Sunday, August 25, 2013

Weekend Food Prep

Prepping meals and healthy eats ahead of time is a huge lifesaver in our household. Between training, work and other activities, there's very little free time (or extra energy) for me to cook during the week. Lunches are especially important, since I tend to get to work very early and the hubby will eat oreos if I send him empty handed! Reality: without healthy choices on hand, we both tend to default to a bread and PB or bread and eggs diet (not completely a bad thing some days... just not everyday).

While I still do some prep during the week, having a head start on the leg work certainly helps provide a little extra momentum to get going after a busy day. One of the main things I focus on is taking evaluation of what's already in the fridge and needs to be used. I try to base our meals around veggies, so I start the process by turning on some music, spending time chopping up all unused produce in the fridge (can't stand food waste!!), and making a plan from there.

Benefits of Weekend Meal Prep:

Health-saver: Grab and go healthy foods, meals throughout the week.

Sanity-saver: Less brainpower needed after a hard day's work!! Also: Less dishes to clean throughout the week (meaning theoretically the kitchen stays cleaner...)

Time-saver: Multi-task by preparing multiple dishes at once.

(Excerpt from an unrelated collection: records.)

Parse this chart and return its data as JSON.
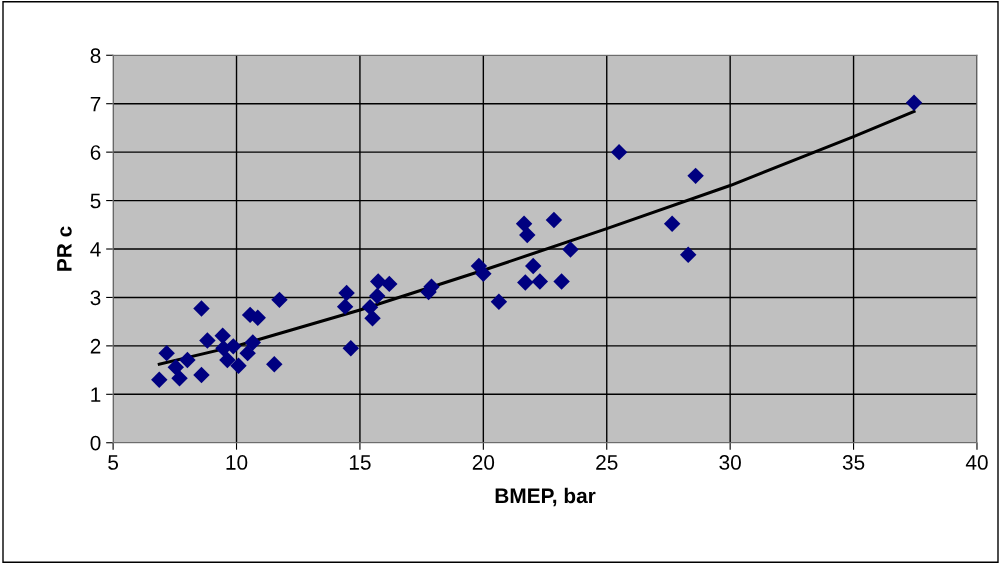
{
  "chart_data": {
    "type": "scatter",
    "xlabel": "BMEP, bar",
    "ylabel": "PR c",
    "series": [
      {
        "color": "#000080",
        "marker": "diamond",
        "x": [
          6.87,
          7.17,
          7.54,
          7.69,
          8.01,
          8.58,
          8.58,
          8.82,
          9.44,
          9.47,
          9.63,
          9.87,
          10.08,
          10.45,
          10.55,
          10.66,
          10.86,
          11.53,
          11.74,
          14.46,
          14.4,
          14.63,
          15.41,
          15.51,
          15.74,
          15.7,
          16.19,
          17.9,
          17.78,
          19.82,
          20.0,
          20.63,
          21.65,
          21.78,
          22.02,
          21.7,
          22.29,
          23.17,
          23.53,
          22.86,
          25.5,
          28.6,
          27.65,
          28.3,
          37.45
        ],
        "values": [
          1.3,
          1.85,
          1.56,
          1.33,
          1.71,
          2.77,
          1.4,
          2.11,
          2.21,
          1.95,
          1.71,
          1.99,
          1.59,
          1.85,
          2.64,
          2.07,
          2.58,
          1.62,
          2.95,
          3.09,
          2.81,
          1.95,
          2.8,
          2.57,
          3.33,
          3.03,
          3.28,
          3.22,
          3.11,
          3.65,
          3.49,
          2.91,
          4.52,
          4.29,
          3.65,
          3.31,
          3.33,
          3.33,
          3.99,
          4.6,
          6.0,
          5.51,
          4.52,
          3.88,
          7.02
        ]
      },
      {
        "type": "line",
        "color": "#000000",
        "marker": "none",
        "x": [
          6.87,
          10,
          15,
          20,
          25,
          30,
          35,
          37.45
        ],
        "values": [
          1.62,
          2.0,
          2.74,
          3.56,
          4.42,
          5.31,
          6.32,
          6.84
        ]
      }
    ],
    "xlim": [
      5,
      40
    ],
    "xticks": [
      5,
      10,
      15,
      20,
      25,
      30,
      35,
      40
    ],
    "ylim": [
      0,
      8
    ],
    "yticks": [
      0,
      1,
      2,
      3,
      4,
      5,
      6,
      7,
      8
    ],
    "grid": true,
    "legend": false
  }
}
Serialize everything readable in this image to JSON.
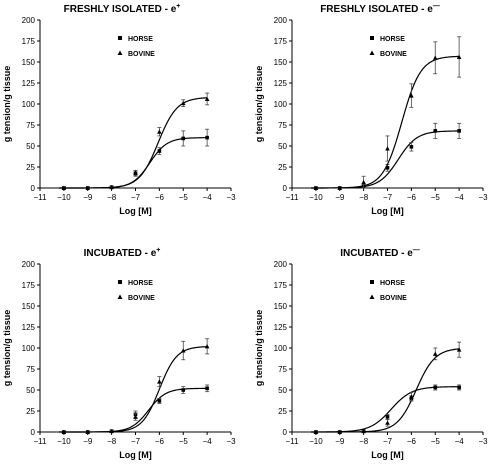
{
  "chart_data": [
    {
      "type": "line",
      "title": "FRESHLY ISOLATED - e",
      "title_superscript": "+",
      "xlabel": "Log [M]",
      "ylabel": "g tension/g tissue",
      "xlim": [
        -11,
        -3
      ],
      "ylim": [
        0,
        200
      ],
      "xticks": [
        "−11",
        "−10",
        "−9",
        "−8",
        "−7",
        "−6",
        "−5",
        "−4",
        "−3"
      ],
      "yticks": [
        "0",
        "25",
        "50",
        "75",
        "100",
        "125",
        "150",
        "175",
        "200"
      ],
      "legend": [
        "HORSE",
        "BOVINE"
      ],
      "series": [
        {
          "name": "HORSE",
          "marker": "square",
          "x": [
            -10,
            -9,
            -8,
            -7,
            -6,
            -5,
            -4
          ],
          "y": [
            0,
            0,
            1,
            17,
            44,
            59,
            60
          ],
          "err": [
            0,
            0,
            1,
            3,
            4,
            9,
            10
          ],
          "fit": {
            "bottom": 0,
            "top": 60,
            "logEC50": -6.4,
            "hill": 1.2
          }
        },
        {
          "name": "BOVINE",
          "marker": "triangle",
          "x": [
            -10,
            -9,
            -8,
            -7,
            -6,
            -5,
            -4
          ],
          "y": [
            0,
            0,
            1,
            18,
            67,
            101,
            106
          ],
          "err": [
            0,
            0,
            1,
            3,
            5,
            4,
            7
          ],
          "fit": {
            "bottom": 0,
            "top": 108,
            "logEC50": -6.05,
            "hill": 1.1
          }
        }
      ]
    },
    {
      "type": "line",
      "title": "FRESHLY ISOLATED - e",
      "title_superscript": "—",
      "xlabel": "Log [M]",
      "ylabel": "g tension/g tissue",
      "xlim": [
        -11,
        -3
      ],
      "ylim": [
        0,
        200
      ],
      "xticks": [
        "−11",
        "−10",
        "−9",
        "−8",
        "−7",
        "−6",
        "−5",
        "−4",
        "−3"
      ],
      "yticks": [
        "0",
        "25",
        "50",
        "75",
        "100",
        "125",
        "150",
        "175",
        "200"
      ],
      "legend": [
        "HORSE",
        "BOVINE"
      ],
      "series": [
        {
          "name": "HORSE",
          "marker": "square",
          "x": [
            -10,
            -9,
            -8,
            -7,
            -6,
            -5,
            -4
          ],
          "y": [
            0,
            0,
            2,
            24,
            49,
            68,
            68
          ],
          "err": [
            0,
            0,
            2,
            4,
            5,
            9,
            9
          ],
          "fit": {
            "bottom": 0,
            "top": 68,
            "logEC50": -6.55,
            "hill": 1.1
          }
        },
        {
          "name": "BOVINE",
          "marker": "triangle",
          "x": [
            -10,
            -9,
            -8,
            -7,
            -6,
            -5,
            -4
          ],
          "y": [
            0,
            0,
            7,
            47,
            110,
            155,
            156
          ],
          "err": [
            0,
            0,
            7,
            15,
            14,
            19,
            24
          ],
          "fit": {
            "bottom": 0,
            "top": 157,
            "logEC50": -6.4,
            "hill": 1.1
          }
        }
      ]
    },
    {
      "type": "line",
      "title": "INCUBATED - e",
      "title_superscript": "+",
      "xlabel": "Log [M]",
      "ylabel": "g tension/g tissue",
      "xlim": [
        -11,
        -3
      ],
      "ylim": [
        0,
        200
      ],
      "xticks": [
        "−11",
        "−10",
        "−9",
        "−8",
        "−7",
        "−6",
        "−5",
        "−4",
        "−3"
      ],
      "yticks": [
        "0",
        "25",
        "50",
        "75",
        "100",
        "125",
        "150",
        "175",
        "200"
      ],
      "legend": [
        "HORSE",
        "BOVINE"
      ],
      "series": [
        {
          "name": "HORSE",
          "marker": "square",
          "x": [
            -10,
            -9,
            -8,
            -7,
            -6,
            -5,
            -4
          ],
          "y": [
            0,
            0,
            1,
            21,
            37,
            50,
            52
          ],
          "err": [
            0,
            0,
            1,
            4,
            3,
            4,
            4
          ],
          "fit": {
            "bottom": 0,
            "top": 52,
            "logEC50": -6.45,
            "hill": 1.2
          }
        },
        {
          "name": "BOVINE",
          "marker": "triangle",
          "x": [
            -10,
            -9,
            -8,
            -7,
            -6,
            -5,
            -4
          ],
          "y": [
            0,
            0,
            1,
            18,
            60,
            97,
            102
          ],
          "err": [
            0,
            0,
            1,
            4,
            6,
            11,
            9
          ],
          "fit": {
            "bottom": 0,
            "top": 102,
            "logEC50": -6.0,
            "hill": 1.2
          }
        }
      ]
    },
    {
      "type": "line",
      "title": "INCUBATED - e",
      "title_superscript": "—",
      "xlabel": "Log [M]",
      "ylabel": "g tension/g tissue",
      "xlim": [
        -11,
        -3
      ],
      "ylim": [
        0,
        200
      ],
      "xticks": [
        "−11",
        "−10",
        "−9",
        "−8",
        "−7",
        "−6",
        "−5",
        "−4",
        "−3"
      ],
      "yticks": [
        "0",
        "25",
        "50",
        "75",
        "100",
        "125",
        "150",
        "175",
        "200"
      ],
      "legend": [
        "HORSE",
        "BOVINE"
      ],
      "series": [
        {
          "name": "HORSE",
          "marker": "square",
          "x": [
            -10,
            -9,
            -8,
            -7,
            -6,
            -5,
            -4
          ],
          "y": [
            0,
            0,
            1,
            18,
            40,
            53,
            53
          ],
          "err": [
            0,
            0,
            1,
            3,
            3,
            3,
            3
          ],
          "fit": {
            "bottom": 0,
            "top": 54,
            "logEC50": -6.85,
            "hill": 1.0
          }
        },
        {
          "name": "BOVINE",
          "marker": "triangle",
          "x": [
            -10,
            -9,
            -8,
            -7,
            -6,
            -5,
            -4
          ],
          "y": [
            0,
            0,
            1,
            11,
            42,
            93,
            98
          ],
          "err": [
            0,
            0,
            1,
            4,
            5,
            7,
            9
          ],
          "fit": {
            "bottom": 0,
            "top": 100,
            "logEC50": -5.8,
            "hill": 1.1
          }
        }
      ]
    }
  ]
}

Save even more time by preparing double batches for the freezer!!

Energy-saver: Again, you can cook multiple recipes in the oven at once.

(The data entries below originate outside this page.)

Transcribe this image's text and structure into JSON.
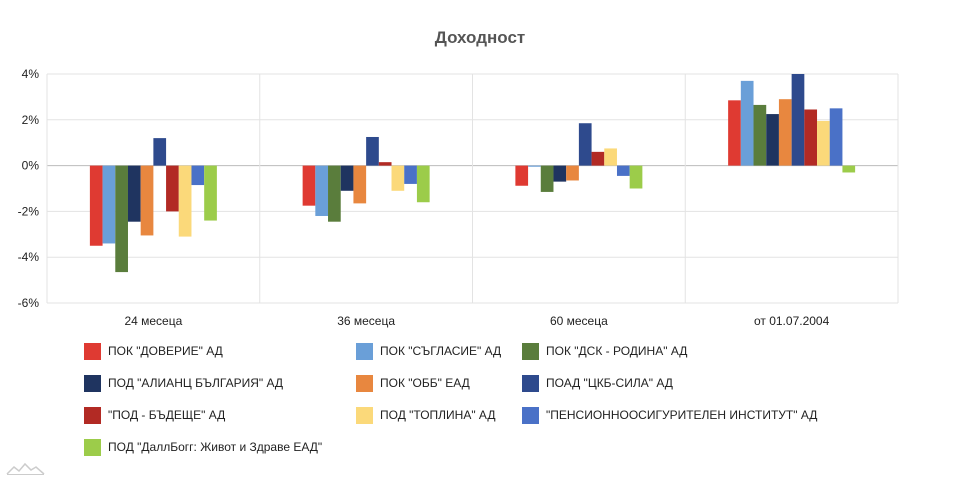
{
  "chart_data": {
    "type": "bar",
    "title": "Доходност",
    "categories": [
      "24 месеца",
      "36 месеца",
      "60 месеца",
      "от 01.07.2004"
    ],
    "y_ticks": [
      "4%",
      "2%",
      "0%",
      "-2%",
      "-4%",
      "-6%"
    ],
    "ylim": [
      -6,
      4
    ],
    "grid": true,
    "legend_placement": "bottom",
    "series": [
      {
        "name": "ПОК \"ДОВЕРИЕ\" АД",
        "color": "#df3a32",
        "values": [
          -3.5,
          -1.75,
          -0.88,
          2.85
        ]
      },
      {
        "name": "ПОК \"СЪГЛАСИЕ\" АД",
        "color": "#6a9fd8",
        "values": [
          -3.4,
          -2.2,
          -0.05,
          3.7
        ]
      },
      {
        "name": "ПОК \"ДСК - РОДИНА\" АД",
        "color": "#5a7d3c",
        "values": [
          -4.65,
          -2.45,
          -1.15,
          2.65
        ]
      },
      {
        "name": "ПОД \"АЛИАНЦ БЪЛГАРИЯ\" АД",
        "color": "#1f3460",
        "values": [
          -2.45,
          -1.1,
          -0.7,
          2.25
        ]
      },
      {
        "name": "ПОК \"ОББ\" ЕАД",
        "color": "#e8873f",
        "values": [
          -3.05,
          -1.65,
          -0.65,
          2.9
        ]
      },
      {
        "name": "ПОАД \"ЦКБ-СИЛА\" АД",
        "color": "#2e4a8d",
        "values": [
          1.2,
          1.25,
          1.85,
          4.0
        ]
      },
      {
        "name": "\"ПОД - БЪДЕЩЕ\" АД",
        "color": "#b22a24",
        "values": [
          -2.0,
          0.15,
          0.6,
          2.45
        ]
      },
      {
        "name": "ПОД \"ТОПЛИНА\" АД",
        "color": "#fbd97a",
        "values": [
          -3.1,
          -1.1,
          0.75,
          1.95
        ]
      },
      {
        "name": "\"ПЕНСИОННООСИГУРИТЕЛЕН ИНСТИТУТ\" АД",
        "color": "#4a71c7",
        "values": [
          -0.85,
          -0.8,
          -0.45,
          2.5
        ]
      },
      {
        "name": "ПОД \"ДаллБогг: Живот и Здраве ЕАД\"",
        "color": "#9ccc4a",
        "values": [
          -2.4,
          -1.6,
          -1.0,
          -0.3
        ]
      }
    ]
  }
}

Money-saver: Save $$ by eating out less, less reliance on convenience foods.

Here's a snapshot of what I made last weekend:

Round 1

Clockwise: Fresh cut veggies for stir fry or curry and leftover broccoli stems (I ate with hummus), marinated tempeh for tacos (recipe soon!), stir fry with veggie "beef" tenderloins for grab-and-go meals, quinoa and baked sweet potatoes for lunches.

Round 2

Clockwise: Fresh baked bread for sandwiches, homemade almond butter, fresh cut watermelon and pineapple (went towards husband's training weekend), a few green smoothies (my daily mid-morning snack) and fruit cups (mid-afternoon snack), not pictured: chickpea-avocado salad (for sandwiches!)

What you will need:

  1. A Plan-decide what foods need to be used up and pick out your recipes. Make a menu.
  2. Groceries- Again, I try to use what's on hand first and then make a trip to the grocery store for extras
  3. Containers- to store the finished product!!
  4. Labels- not a bad idea to label things in case you forget (or for others who may not know what you prepared). Dating items is important too, especially if you plan to put any of the meals in the freezer.
  5. A dishwasher- for the impending mess you make (cue the hubby)

It can be overwhelming at first so start small! Prioritize and pick out a few key items each week and build from there. It doesn't happen every weekend for us, especially when we travel, but it's definitely a habit I'm glad I've developed more over the years.